This morning, seriously, I'm not making this up: I and two of my lovely seniors made presentations at a high school leadership conference in Western Mass. My assigned topic was "Strategies for Effective Communication in Climates of Conflict." I basically boiled my introductory course ("Christian Perspectives on Communication Arts") down to a 45 minute interactive lecture. My main points: communication is about being with and connecting, not winning; what distinguishes the communication of a Christ-follower from that of someone else is its purpose; the purpose of communication is to bring about shalom; shalom, more specifically than "peace," can be understood as "the presence of God in everyday life." A Christ-following communicator rejects, or (better) adds to the basic communication model of "sender - text - receiver" which assumes a unidirectional arrow, in favor of the model of exchange. It's not communication unless there's connection and participation by at least two individuals, and the best communication reflects God's character (including love and peace), in conflict and anytime. (I ended with some tangible strategies, but not before the following, non-made-up event occured.)
Remember, I am not exaggerating: one of the mothers in attendance (this was a gathering of Christian high schoolers who are pegged as "leaders" from around the northeast, I guess accompanied by mothers and teachers from Christian schools) raised her hand and said, "I don't get why you keep referring to communication as 'connecting.' What if I just want to get someone to listen to what I have to say? I don't care if they understand me or my 'worldview.' I just want them to listen to my message. Jesus didn't try to 'connect' with the Pharisees, he just said, 'you brood of vipers!'"
Strategy #1: refrain from eyes popping out, looking around the room to see if I'm being "punked," or saying, "um, did you just say 'I don't care' about the people you're 'communicating' with?" or, "what part of 'incarnation, God becoming man' didn't try to connect?"
Strategy #2: repeat definitions of communication that I accept, and allow her to disagree with those.
Strategy #3: come on!!!
She has a point.
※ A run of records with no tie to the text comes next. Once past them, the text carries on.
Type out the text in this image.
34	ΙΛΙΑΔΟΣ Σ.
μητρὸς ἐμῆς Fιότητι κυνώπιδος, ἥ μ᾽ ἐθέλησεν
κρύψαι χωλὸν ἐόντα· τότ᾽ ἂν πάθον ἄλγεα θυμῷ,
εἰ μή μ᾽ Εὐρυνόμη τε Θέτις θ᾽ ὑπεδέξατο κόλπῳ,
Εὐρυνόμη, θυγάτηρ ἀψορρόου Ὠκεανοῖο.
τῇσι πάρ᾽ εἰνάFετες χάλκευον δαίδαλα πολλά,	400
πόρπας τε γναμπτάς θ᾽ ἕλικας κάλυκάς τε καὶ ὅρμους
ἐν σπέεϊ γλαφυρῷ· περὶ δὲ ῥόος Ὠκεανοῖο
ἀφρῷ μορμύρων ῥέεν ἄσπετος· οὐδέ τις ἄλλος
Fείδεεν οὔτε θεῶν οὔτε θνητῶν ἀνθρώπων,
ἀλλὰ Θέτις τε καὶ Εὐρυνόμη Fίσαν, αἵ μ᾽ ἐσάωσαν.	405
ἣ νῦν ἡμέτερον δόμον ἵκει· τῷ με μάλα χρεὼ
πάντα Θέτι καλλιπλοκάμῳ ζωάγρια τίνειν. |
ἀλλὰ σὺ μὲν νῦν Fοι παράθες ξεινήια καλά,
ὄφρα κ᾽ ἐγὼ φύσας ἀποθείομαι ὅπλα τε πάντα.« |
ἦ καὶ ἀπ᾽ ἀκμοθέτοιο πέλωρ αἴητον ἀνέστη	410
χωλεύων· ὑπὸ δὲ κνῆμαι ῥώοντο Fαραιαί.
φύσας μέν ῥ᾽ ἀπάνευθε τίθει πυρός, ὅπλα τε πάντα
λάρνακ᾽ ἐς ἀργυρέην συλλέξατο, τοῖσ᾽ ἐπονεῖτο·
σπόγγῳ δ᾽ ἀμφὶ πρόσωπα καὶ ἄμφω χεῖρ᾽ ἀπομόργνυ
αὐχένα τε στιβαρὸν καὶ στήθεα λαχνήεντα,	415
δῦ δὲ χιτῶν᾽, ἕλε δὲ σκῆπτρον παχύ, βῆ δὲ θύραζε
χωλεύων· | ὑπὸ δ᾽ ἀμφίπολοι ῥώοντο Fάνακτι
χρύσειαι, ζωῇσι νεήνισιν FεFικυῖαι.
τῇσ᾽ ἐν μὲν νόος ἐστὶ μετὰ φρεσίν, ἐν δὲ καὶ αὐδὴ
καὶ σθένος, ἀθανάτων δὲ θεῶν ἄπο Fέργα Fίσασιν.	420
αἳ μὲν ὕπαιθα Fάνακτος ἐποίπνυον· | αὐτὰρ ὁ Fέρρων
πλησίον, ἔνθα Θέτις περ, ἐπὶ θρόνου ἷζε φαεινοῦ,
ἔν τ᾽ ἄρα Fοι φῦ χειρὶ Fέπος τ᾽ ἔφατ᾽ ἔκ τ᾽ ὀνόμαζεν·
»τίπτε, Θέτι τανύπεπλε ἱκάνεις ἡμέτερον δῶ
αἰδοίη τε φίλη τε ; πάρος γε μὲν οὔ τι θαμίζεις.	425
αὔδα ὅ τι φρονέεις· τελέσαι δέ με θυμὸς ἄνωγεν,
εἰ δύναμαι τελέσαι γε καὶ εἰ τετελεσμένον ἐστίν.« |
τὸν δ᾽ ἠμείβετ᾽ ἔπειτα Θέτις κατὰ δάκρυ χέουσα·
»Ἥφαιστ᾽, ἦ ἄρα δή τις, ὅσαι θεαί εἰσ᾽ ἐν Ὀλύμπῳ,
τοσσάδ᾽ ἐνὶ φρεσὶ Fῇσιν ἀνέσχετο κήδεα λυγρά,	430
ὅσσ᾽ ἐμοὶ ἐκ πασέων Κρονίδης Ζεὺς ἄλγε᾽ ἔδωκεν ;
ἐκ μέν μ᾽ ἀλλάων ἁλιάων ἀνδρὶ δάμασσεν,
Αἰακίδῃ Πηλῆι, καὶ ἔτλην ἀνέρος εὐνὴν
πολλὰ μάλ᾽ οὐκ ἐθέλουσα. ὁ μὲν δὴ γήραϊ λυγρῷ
Sometimes you have to discern that some broods of vipers are incapable of connecting (unwilling? unready? unworthy of the effort?).
Later, during our second session, on the odd topic of "Have You Considered Communication Arts for Your Future?", I was talking about the commonly accepted functions of communication, and about the metaphor of the funhouse mirror for mediated communication. It reshapes and reflects reality. It doesn't deny reality, it just represents it in ways which draw our attention to various aspects of reality in different ways, with different intensities. All communication is mediated, I said. I talked about the "agenda setting theory" of media, which claims that media tell us not what to think, but what to think about. All our communication, I said, sets agendas. We're always making a choice about what to emphasize and how to represent it, and we communicate our priorities through what we choose to talk about. A mother (a different one!) angrily raised her hand in the back of the room. "Why would we want to reshape the truth? I'm offended by The Media, because they reshape truth. We should just tell the truth." I attempted to illustrate to the group the inadequacy of claiming to "tell the truth" by acting out what it would look/sound like if I "told the truth, the whole truth and nothing but the truth" when someone asked me how I am ("I'm fine, well I have kind of an itch in the back of my throat, you know I'm a little distracted because my bank seems to have made an error on my checking account last night, man am I glad we have a long holiday weekend, it sure is hot in here..."). When I say "I'm fine," or answer in different, more/less elaborate ways, I am telling truth. I'm not lying. But, we choose which pieces of truth are appropriate and effective to tell at which times, to which people. Like Jesus, when asked who he was, sometimes was cryptic, sometimes direct, sometimes just asked a question right back. But he didn't lie, he told (mediated) a particularly shaped (emphasized) truth.
Randy Stonehill had a song in the early 80's (no, not "American Fastfood, what a stupid way to die"; no, not "Turning 30"; no, not "Christmas at Denny's" - well, okay, he had those songs, too). It was called "Angry Young Men," and if I remember rightly, it was about how God wants angry young men. At the time (in my teens), I adamantly agreed. This wasn't very far removed from when I told a friend in elementary school that she was in danger of hell for believing in Santa Claus. (I know, proof-textly, that Jesus got mad. Wasn't it at the uptight, fight-picking religious nuts?)
Now I wonder: (1) why are mothers (not students) asking questions at high school leadership conferences, and (b) why are Christians so scared of being "wrong" or of "losing" that they cannot conceive of the subordination of truth to love, the value of vulnerability, the idea that life is not a mud wrestling contest?
As I think back over this experience, and Those People, I will try to practice what I preach and remember that they (and we) are fully human, they (and we) are loved by God, and we're always in process.
p.s. I just agreed (on three hours' sleep and four hours of driving and two hours of presenting/being accosted by culture-phobic mothers) to be "the donkey" in my church's Christmas play this year.